Проговорив это, она поспешила уйти, точно опасалась меня. Скорбь нетерпеливой Дидоны при виде отплывающего Энея по силе не могла бы сравниться с моей, но я о том умолчу, зная, что словами не передам и сотой части того, что испытал; в тоске я удалился домой и там не раз готов был положить конец моим горестям тем же способом, что Ифис или Библида. Но вот день померк, ночь объяла всю землю, и на меня, погруженного в печальные мысли, сошел сон подобием смерти. Не знаю, какой бог надоумил Морфея послать мне из жалости или жестокости разнообразные сновидения, только они полны были ужаснейших образов. Под конец мне привиделось, будто я сижу в углу моей комнаты, а передо мной стоят Пампинея и сердитая Абротония; обе они глядят на меня с насмешкой, злыми словами глумятся над моей бедой и презирают меня. Я молю их оставить меня, раз они сами явились причиной моей скорби. Но все мои увещеванья напрасны, они только больше изощряются в оскорблениях и продолжают донимать меня язвительными речами, отчего скорбь терзает меня все больше и больше.
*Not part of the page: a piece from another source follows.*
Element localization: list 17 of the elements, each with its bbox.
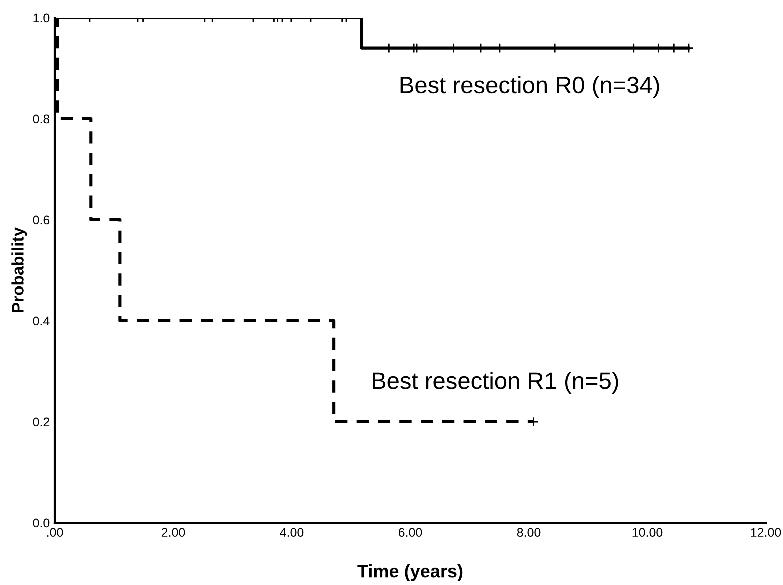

Тогда, подняв голову, я снова говорю им: „О девы, глумящиеся над моим несчастьем и надо мной самим, который так усердно вас чтил, оставьте меня; эти глумления – дурная награда за стихи, в которых я воспел вам хвалу, и за все труды в вашу честь“. На это Абротония пылко мне возражает: „Не бойся, твои мучения будут недолги, скоро ты увидишь ту, кому воспоешь хвалу громче, чем нам; мы затем и явились сюда, чтобы заставить тебя умолкнуть, если захочешь воспеть другую“.
На это я отвечаю: „Боже, упаси меня от того, чтобы, избавившись от вашего ига, чего я жажду, я подпал под другое или стал прислушиваться к стихам, которые диктует мне Каллиопа[187]“.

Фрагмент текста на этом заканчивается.